Die Berufsgenossenschaften sind Sozialversicherungsträger. Es handelt sich bei ihnen um Träger der gesetzlichen Unfallversicherung für die Unternehmen der deutschen Privatwirtschaft und deren Beschäftigte.

Sie haben die Aufgabe Arbeitsunfälle, Berufskrankheiten und arbeitsbedingte Gesundheitsgefahren zu verhüten. Beschäftigte, welche einen Arbeitsunfall erlitten haben oder an einer Berufskrankheit leiden, werden durch die Berufsgenossenschaft medizinisch, beruflich und sozial rehabilitiert.

Bevor ein Lehrgang durch die Berufsgenossenschaft bewilligt wird, versucht diese in der Regel, Ihnen durch verschiedene Rehabilitationsmaßnahmen den Wiedereinstieg in Ihren bisherigen Beruf zu ermöglichen. Ebenso erfolgt vor einer Genehmigung eine ärztliche Untersuchung. Dabei wird überprüft, ob Ihr Gesundheitszustand langfristig verhindert, dass Sie Ihrer bisherigen Tätigkeit nachgehen können. Nur wenn dies der Fall ist, übernimmt die Berufsgenossenschaft die Kosten für eine Umschulung oder Weiterbildung. Darüberhinaus müssen die Ärzte prüfen, ob Sie gesundheitlich in der Lage sind, den neuen Beruf auszuüben.

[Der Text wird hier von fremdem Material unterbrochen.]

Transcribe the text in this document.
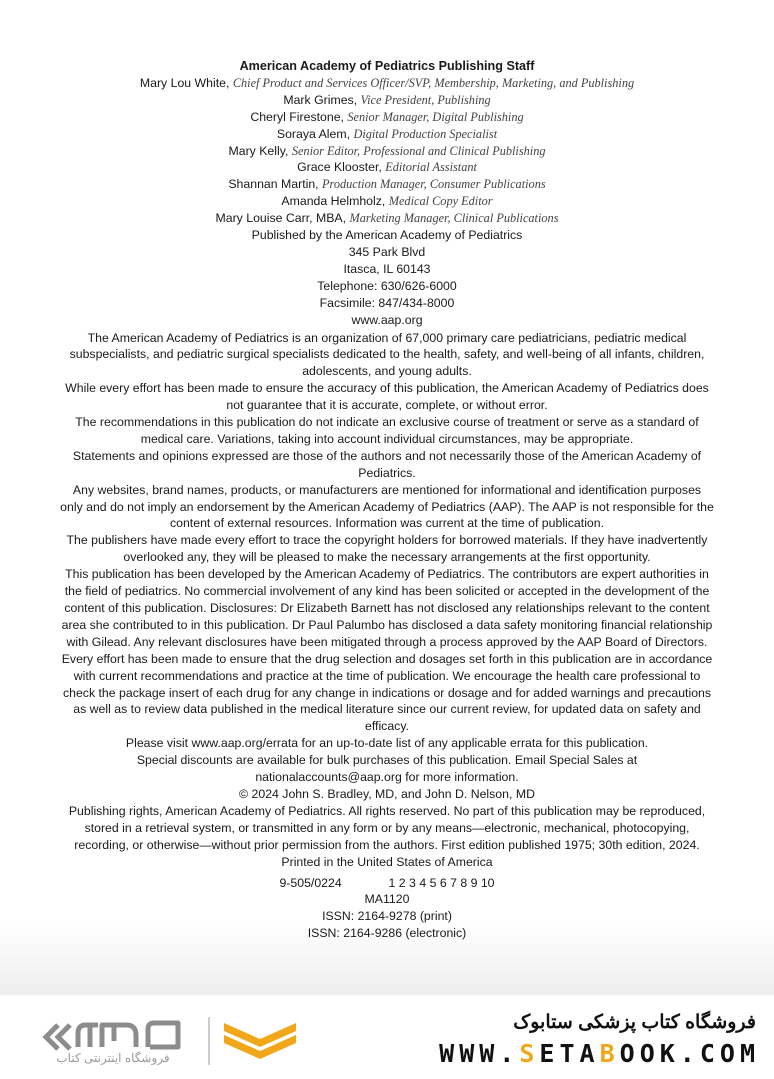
American Academy of Pediatrics Publishing Staff
Mary Lou White, Chief Product and Services Officer/SVP, Membership, Marketing, and Publishing
Mark Grimes, Vice President, Publishing
Cheryl Firestone, Senior Manager, Digital Publishing
Soraya Alem, Digital Production Specialist
Mary Kelly, Senior Editor, Professional and Clinical Publishing
Grace Klooster, Editorial Assistant
Shannan Martin, Production Manager, Consumer Publications
Amanda Helmholz, Medical Copy Editor
Mary Louise Carr, MBA, Marketing Manager, Clinical Publications
Published by the American Academy of Pediatrics
345 Park Blvd
Itasca, IL 60143
Telephone: 630/626-6000
Facsimile: 847/434-8000
www.aap.org
The American Academy of Pediatrics is an organization of 67,000 primary care pediatricians, pediatric medical subspecialists, and pediatric surgical specialists dedicated to the health, safety, and well-being of all infants, children, adolescents, and young adults.
While every effort has been made to ensure the accuracy of this publication, the American Academy of Pediatrics does not guarantee that it is accurate, complete, or without error.
The recommendations in this publication do not indicate an exclusive course of treatment or serve as a standard of medical care. Variations, taking into account individual circumstances, may be appropriate.
Statements and opinions expressed are those of the authors and not necessarily those of the American Academy of Pediatrics.
Any websites, brand names, products, or manufacturers are mentioned for informational and identification purposes only and do not imply an endorsement by the American Academy of Pediatrics (AAP). The AAP is not responsible for the content of external resources. Information was current at the time of publication.
The publishers have made every effort to trace the copyright holders for borrowed materials. If they have inadvertently overlooked any, they will be pleased to make the necessary arrangements at the first opportunity.
This publication has been developed by the American Academy of Pediatrics. The contributors are expert authorities in the field of pediatrics. No commercial involvement of any kind has been solicited or accepted in the development of the content of this publication. Disclosures: Dr Elizabeth Barnett has not disclosed any relationships relevant to the content area she contributed to in this publication. Dr Paul Palumbo has disclosed a data safety monitoring financial relationship with Gilead. Any relevant disclosures have been mitigated through a process approved by the AAP Board of Directors.
Every effort has been made to ensure that the drug selection and dosages set forth in this publication are in accordance with current recommendations and practice at the time of publication. We encourage the health care professional to check the package insert of each drug for any change in indications or dosage and for added warnings and precautions as well as to review data published in the medical literature since our current review, for updated data on safety and efficacy.
Please visit www.aap.org/errata for an up-to-date list of any applicable errata for this publication.
Special discounts are available for bulk purchases of this publication. Email Special Sales at
nationalaccounts@aap.org for more information.
© 2024 John S. Bradley, MD, and John D. Nelson, MD
Publishing rights, American Academy of Pediatrics. All rights reserved. No part of this publication may be reproduced, stored in a retrieval system, or transmitted in any form or by any means—electronic, mechanical, photocopying, recording, or otherwise—without prior permission from the authors. First edition published 1975; 30th edition, 2024.
Printed in the United States of America
9-505/0224	1 2 3 4 5 6 7 8 9 10
MA1120
ISSN: 2164-9278 (print)
ISSN: 2164-9286 (electronic)
فروشگاه اینترنتی کتاب
فروشگاه کتاب پزشکی ستابوک
WWW.SETABOOK.COM
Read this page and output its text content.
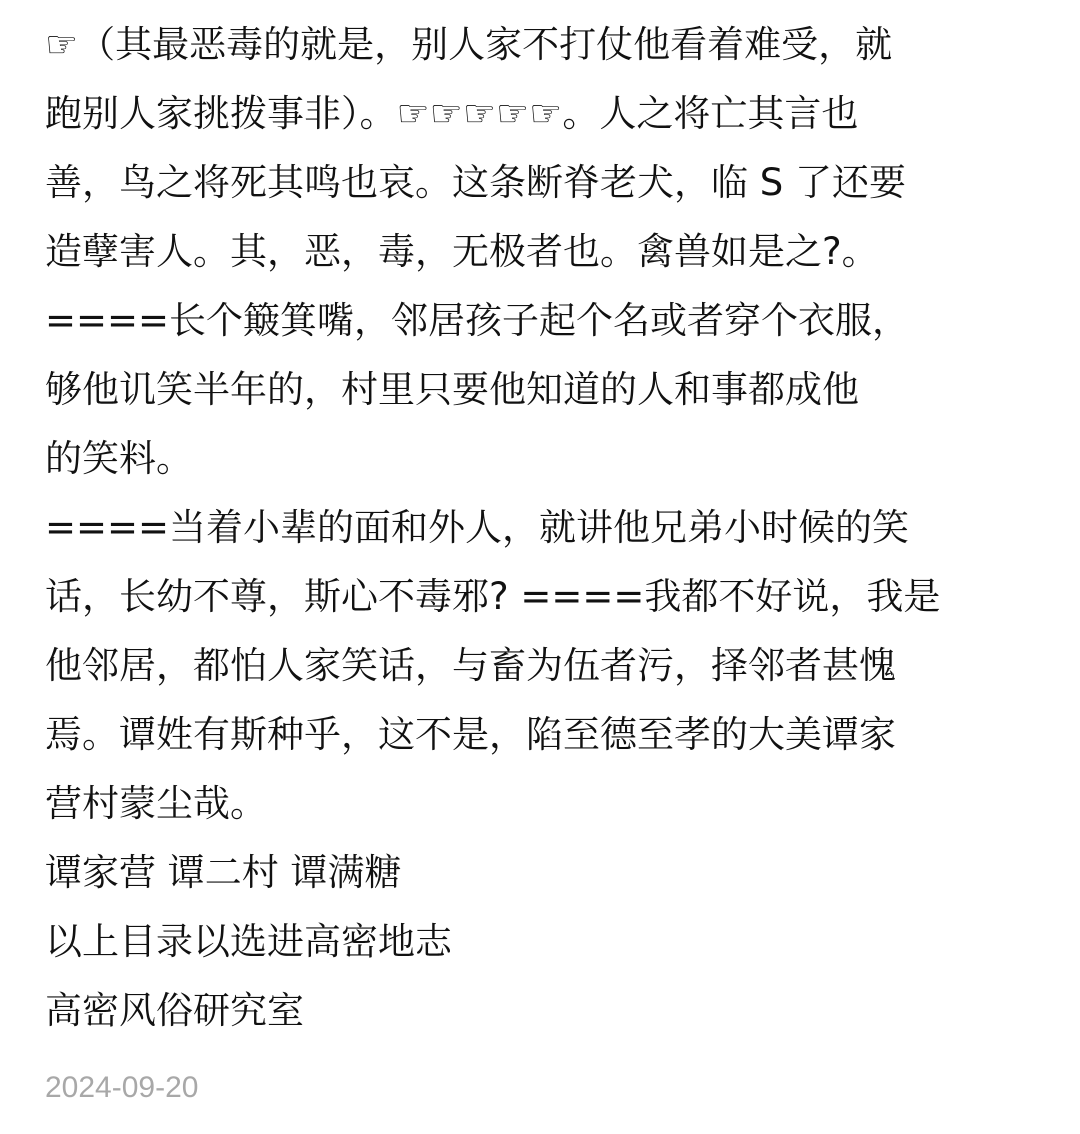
☞（其最恶毒的就是，别人家不打仗他看着难受，就
跑别人家挑拨事非）。☞☞☞☞☞。人之将亡其言也
善，鸟之将死其鸣也哀。这条断脊老犬，临 S 了还要
造孽害人。其，恶，毒，无极者也。禽兽如是之?。
====长个簸箕嘴，邻居孩子起个名或者穿个衣服，
够他讥笑半年的，村里只要他知道的人和事都成他
的笑料。
====当着小辈的面和外人，就讲他兄弟小时候的笑
话，长幼不尊，斯心不毒邪? ====我都不好说，我是
他邻居，都怕人家笑话，与畜为伍者污，择邻者甚愧
焉。谭姓有斯种乎，这不是，陷至德至孝的大美谭家
营村蒙尘哉。
谭家营 谭二村 谭满糖
以上目录以选进高密地志
高密风俗研究室
2024-09-20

Grundsätzlich sollte durch die gewählte Maßnahme die vollständige Wiedereingliederung in das Berufsleben ermöglicht werden. 

Wenn die Berufsgenossenschaft die Kosten des Lehrgangs (bis maximal 100 %) übernimmt, haben Sie außerdem Anspruch auf ein sogenanntes Umschulungsgeld. Die Höhe dieser Leistung richtet sich nach der Höhe Ihres bisherigen Einkommens.